Three aspects of DDDR pacing may be responsible for its detrimental impact on heart failure and mortality: (1) the heart rate is increased due to atrial pacing; (2) the PR interval is reduced due to ventricular pacing at the end of the AV interval; and (3) the ventricular electrical activation proceeds from the right ventricular apex instead of through the existing conduction system. It seems most likely that a slight increase in atrial rate would only increase cardiac output, although it could alter ventricular filling. Altering the AV interval may improve or reduce cardiac output, but it has generally been demonstrated to have a small effect. However, recent data summarized above suggest that right ventricular stimulation is maladaptive and causes increased heart failure by the mechanism of ventricular desynchronization.

There is a difference between saying that DDDR pacing is not beneficial for patients similar to those enrolled in the DAVID Trial and that there is no value to the atrial lead. It was initially proposed that heart failure therapy would be enhanced, atrial fibrillation would be reduced, ventricular arrhythmias would be reduced when heart failure was under better control, and the discrimination of supraventricular from ventricular tachyarrhythmias would improve with devices that provide DDDR pacing.¹² Given the increased cost and complexity of dual-chamber ICDs, the secondary outcomes data need to be further analyzed to see if the use of dual-chamber devices in patients without a bradycardia indication is appropriate. However when dual-chamber ICDs are implanted, then programming to backup ventricular pacing is justified unless there is a clear indication for pacing.
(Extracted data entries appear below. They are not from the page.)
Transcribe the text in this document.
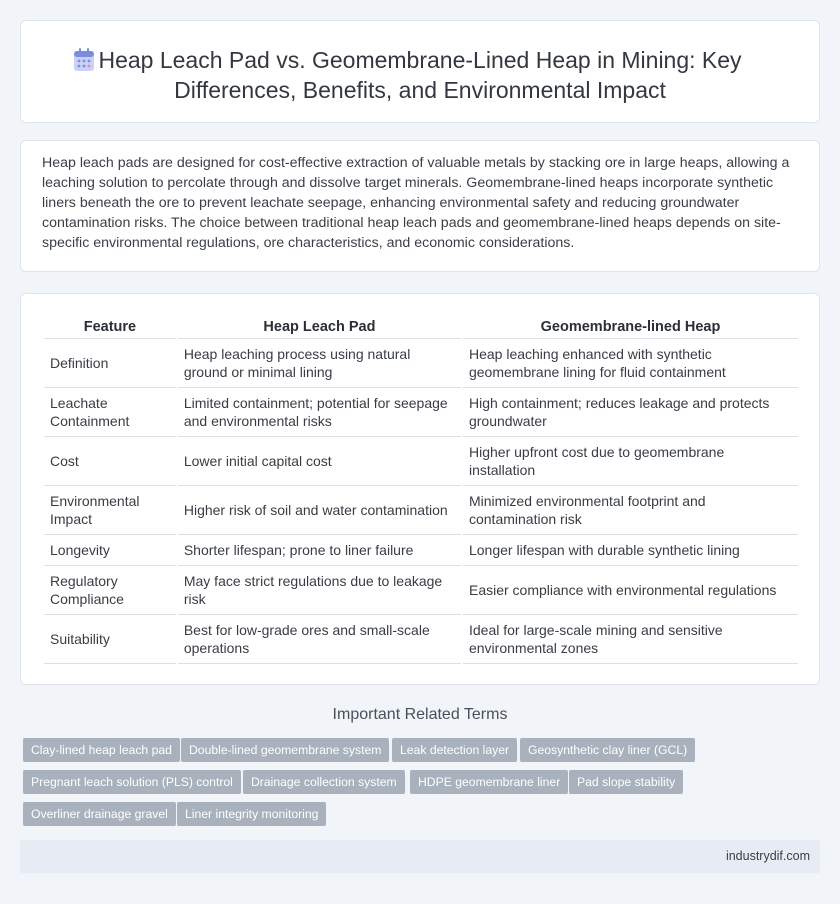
Heap Leach Pad vs. Geomembrane-Lined Heap in Mining: Key Differences, Benefits, and Environmental Impact

Heap leach pads are designed for cost-effective extraction of valuable metals by stacking ore in large heaps, allowing a leaching solution to percolate through and dissolve target minerals. Geomembrane-lined heaps incorporate synthetic liners beneath the ore to prevent leachate seepage, enhancing environmental safety and reducing groundwater contamination risks. The choice between traditional heap leach pads and geomembrane-lined heaps depends on site-specific environmental regulations, ore characteristics, and economic considerations.

Feature	Heap Leach Pad	Geomembrane-lined Heap
Definition	Heap leaching process using natural ground or minimal lining	Heap leaching enhanced with synthetic geomembrane lining for fluid containment
Leachate Containment	Limited containment; potential for seepage and environmental risks	High containment; reduces leakage and protects groundwater
Cost	Lower initial capital cost	Higher upfront cost due to geomembrane installation
Environmental Impact	Higher risk of soil and water contamination	Minimized environmental footprint and contamination risk
Longevity	Shorter lifespan; prone to liner failure	Longer lifespan with durable synthetic lining
Regulatory Compliance	May face strict regulations due to leakage risk	Easier compliance with environmental regulations
Suitability	Best for low-grade ores and small-scale operations	Ideal for large-scale mining and sensitive environmental zones
Important Related Terms
Clay-lined heap leach pad	Double-lined geomembrane system	Leak detection layer	Geosynthetic clay liner (GCL)
Pregnant leach solution (PLS) control	Drainage collection system	HDPE geomembrane liner	Pad slope stability
Overliner drainage gravel	Liner integrity monitoring
industrydif.com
In addition, this study does not directly address the issue of biventricular pacing. However, only 12% of the patients in the DAVID Trial had NYHA functional class III-IV CHF, and only 30.8% had a QRS duration of at least 130 ms at the time of randomization. Further studies are needed to compare ventricular backup pacing with biventricular DDDR pacing in patients with less than NYHA functional class III CHF symptoms. However, conventional right ventricular stimulation in the DDDR mode seems clearly contraindicated in this patient population.

Our study has several limitations. This article reports only the primary end point data of the investigation, limited by the logistics associated with rapid reporting of the data after the early termination of randomization. We did not make sequential measurements of LVEF before and after pacing therapy, nor did drug therapy reach the recommended or target dose in many patients. The end point definitions for a CHF hospitalization were arbitrary, though chosen to ensure a high likelihood of the diagnosis of new or worsened CHF. A less stringent criterion of CHF hospitalization in the AVID trial predicted a 50% mortality over the ensuing 2 years.² Finally, it is impossible to say with statistical certainty that DDDR pacing was harmful because the investigation was halted prior to crossing the predetermined stopping boundary. It is uncertain why the survival curves diverge significantly after 6 months. However, the most likely explanation is that the right ventricular stimulation is a progressive influence expressing itself in most patients after several months of therapy. Alternatively, the exclusion of the heart failure exacerbations from the end point when they occurred during the index hospitalization may have permitted a tuning up of the heart failure therapy in those patients most likely to have decompensated in the first 6 months.

In conclusion, for patients who have no indication for bradycardia support but who have an indication for ICD implantation, there is no documented benefit derived from concomitant DDDR pacing at a rate of 70/min. The combined end point of death and hospitalization for new or worsened CHF is increased.